Successfully managing a portfolio of projects requires skills and tools that go beyond the realm of traditional Project Management. After all, a project portfolio is more than the sum of the projects it comprises: it is a self-supporting business entity that harnesses the connections between a group of related projects to support specific business goals and directions. Accordingly, Strategic Portfolio Management aims to maximize high-level organizational value and benefits. Although the process for managing portfolios of projects may differ from one firm to the next — to match the organization’s specific configuration, priorities and culture — this blog post provides an overview of Project Portfolio Management standards and best practices.

The Purpose of Project Portfolio Management

The Project Portfolio Management discipline should help businesses maximize the value they derive from their project activity. The rationale is quite straightforward: grouping individual projects into an overarching portfolio structure to exploit synergy and facilitate management generates considerable efficiency at the organizational level. 

Portfolios aim to support and achieve targeted strategic goals and priorities. They need monitoring and management over time in order for the organization to ensure that they’ll deliver the expected outcomes and value. 

The use of Strategic Portfolio Management practices and methods usually translates into reduced inefficiency due to conflicts or interdependencies between projects, improved success rates of individual projects, better allocation and utilization of critical resources and budget, and increased alignment of projects with the business strategies. 

However, organizations and PMOs should define and implement a formal PPM process in order to reap all these benefits.

Strategic Portfolio Management

1: Building Your Portfolio of Projects

Everything starts with project selection — and this is perhaps the most critical step in the Project Portfolio Management process. 

You need to establish data-based criteria and evaluation methods that’ll enable you to assess the respective strengths, weaknesses, challenges, and opportunities of the various project ideas that your firm has the opportunity to pursue, to identify the most promising ones, and to group them together based on strategy alignment and risk profile. 

At this stage, it is essential to have a crystal-clear understanding of the goals and strategies of your firm. You should also leverage the data consolidation and analysis capabilities of industry-grade digital tools in order to gain perfect visibility into candidate projects. The potential strategic benefits, financial ROI, resource needs, and risk levels of the various candidate initiatives must be taken into account.

2: Monitoring Value and Risk

Once they have put together sound and consistent portfolios of projects, PMOs and Portfolio Managers need to review them on a regular basis to ensure proper management and relevance.

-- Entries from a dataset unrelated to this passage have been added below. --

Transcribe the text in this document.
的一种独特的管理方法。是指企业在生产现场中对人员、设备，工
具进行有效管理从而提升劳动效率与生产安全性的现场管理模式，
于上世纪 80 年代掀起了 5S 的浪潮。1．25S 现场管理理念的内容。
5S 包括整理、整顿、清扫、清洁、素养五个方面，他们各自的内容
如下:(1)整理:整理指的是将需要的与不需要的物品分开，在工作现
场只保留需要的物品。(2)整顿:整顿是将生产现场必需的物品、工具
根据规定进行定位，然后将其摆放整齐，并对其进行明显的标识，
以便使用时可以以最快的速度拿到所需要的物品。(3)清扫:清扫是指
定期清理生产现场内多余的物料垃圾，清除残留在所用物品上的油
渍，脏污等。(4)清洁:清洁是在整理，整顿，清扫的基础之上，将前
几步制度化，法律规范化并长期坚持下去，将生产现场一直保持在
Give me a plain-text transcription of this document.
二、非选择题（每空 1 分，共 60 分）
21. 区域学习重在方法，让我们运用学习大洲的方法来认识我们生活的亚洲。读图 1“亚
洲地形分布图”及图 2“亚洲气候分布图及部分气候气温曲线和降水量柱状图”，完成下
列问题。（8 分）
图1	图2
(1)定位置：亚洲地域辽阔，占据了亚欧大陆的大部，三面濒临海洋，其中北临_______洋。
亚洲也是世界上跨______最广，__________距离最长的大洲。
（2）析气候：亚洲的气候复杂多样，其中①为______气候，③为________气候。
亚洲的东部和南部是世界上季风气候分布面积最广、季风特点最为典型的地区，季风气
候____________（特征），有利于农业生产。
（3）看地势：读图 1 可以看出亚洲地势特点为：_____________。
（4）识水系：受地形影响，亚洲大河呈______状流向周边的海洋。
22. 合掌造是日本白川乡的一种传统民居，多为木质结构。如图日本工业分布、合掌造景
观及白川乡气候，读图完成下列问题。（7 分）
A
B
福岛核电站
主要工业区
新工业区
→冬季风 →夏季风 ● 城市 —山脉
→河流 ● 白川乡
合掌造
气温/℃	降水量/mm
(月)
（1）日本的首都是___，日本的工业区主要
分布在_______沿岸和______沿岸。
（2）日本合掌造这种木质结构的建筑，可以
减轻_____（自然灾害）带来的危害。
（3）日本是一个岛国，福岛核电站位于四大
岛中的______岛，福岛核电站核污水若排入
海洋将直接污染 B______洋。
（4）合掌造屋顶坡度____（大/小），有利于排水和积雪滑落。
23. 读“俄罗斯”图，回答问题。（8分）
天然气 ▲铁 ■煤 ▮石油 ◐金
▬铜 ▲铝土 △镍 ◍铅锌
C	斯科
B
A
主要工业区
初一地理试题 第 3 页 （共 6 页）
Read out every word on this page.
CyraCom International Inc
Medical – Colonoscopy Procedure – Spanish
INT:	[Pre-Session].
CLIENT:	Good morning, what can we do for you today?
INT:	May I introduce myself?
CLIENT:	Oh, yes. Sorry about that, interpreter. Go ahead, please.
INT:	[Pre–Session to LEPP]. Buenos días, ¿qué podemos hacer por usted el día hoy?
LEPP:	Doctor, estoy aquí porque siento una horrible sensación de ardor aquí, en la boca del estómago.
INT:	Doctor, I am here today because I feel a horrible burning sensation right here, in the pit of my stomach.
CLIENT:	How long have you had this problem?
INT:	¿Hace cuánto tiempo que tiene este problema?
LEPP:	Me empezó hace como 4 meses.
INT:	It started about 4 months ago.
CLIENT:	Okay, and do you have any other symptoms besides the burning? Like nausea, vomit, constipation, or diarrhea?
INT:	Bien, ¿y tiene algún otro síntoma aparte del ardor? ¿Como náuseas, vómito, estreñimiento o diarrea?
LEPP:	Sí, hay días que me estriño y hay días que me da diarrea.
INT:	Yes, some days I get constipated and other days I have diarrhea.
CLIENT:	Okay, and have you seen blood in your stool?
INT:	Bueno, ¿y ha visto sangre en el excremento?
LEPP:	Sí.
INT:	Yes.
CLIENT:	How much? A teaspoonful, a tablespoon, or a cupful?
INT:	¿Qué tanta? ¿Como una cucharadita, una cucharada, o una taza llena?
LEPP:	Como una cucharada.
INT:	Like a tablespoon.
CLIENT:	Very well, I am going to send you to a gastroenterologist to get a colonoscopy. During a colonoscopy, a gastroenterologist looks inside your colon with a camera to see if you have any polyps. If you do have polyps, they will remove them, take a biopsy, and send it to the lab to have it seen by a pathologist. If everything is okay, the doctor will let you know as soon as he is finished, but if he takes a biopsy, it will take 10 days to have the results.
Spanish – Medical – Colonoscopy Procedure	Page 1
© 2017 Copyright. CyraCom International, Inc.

Strategic Portfolio Management is an ongoing process that requires real-time monitoring of portfolio risk and value over time.

Roadblocks, unexpected challenges or changes in the business environment may alter the portfolio’s balance and value/risk profile, forcing you to revisit the initial assumptions based on which you built it. It is key to be able to detect such distortions early on in order to make timely adjustments and preserve your portfolio’s ability to deliver the expected benefits. Professional PPM tools with automatic alerts and notifications capabilities can significantly improve the efficiency and productivity of portfolio monitoring activities and help you anticipate issues ahead of time. 

3: Optimizing the Make-up and Management of Your Portfolio

This monitoring effort enables Project Portfolio Managers to oversee the portfolio over its life cycle and to perform the required adjustments to make sure it remains both competitive from a business perspective and relevant to the strategic goals of the company.

Strategic portfolio management can be viewed as a continuous decision-making process to maximize return while managing expectations and risk. This involves reviewing resource and budget allocation across projects to make sure they are optimally distributed and utilized (based on both resource attributes and task value-added) and analyzing the overall value and risk throughout the whole life cycle of the portfolio. 

This ongoing analysis will empower you to make informed reallocation or re-prioritization decisions and possibly to change the make-up of your portfolio if needed (for example moving some projects to a different portfolio or simply terminating them, adding new projects to the portfolio, etc.). Another option is for you to take action at the level of individual venture in order to correct their courses. In any case, it is important to keep in mind the fact that the various projects in a portfolio are usually interrelated and that any alterations to the scope or schedule of one initiative will likely impact the rest of the portfolio.  

This is yet another reason why PMOs need professional PPM platforms: their data analytics capabilities (for example in the field of predictive modeling) prove invaluable when it comes to making complex decisions at the level of a portfolio.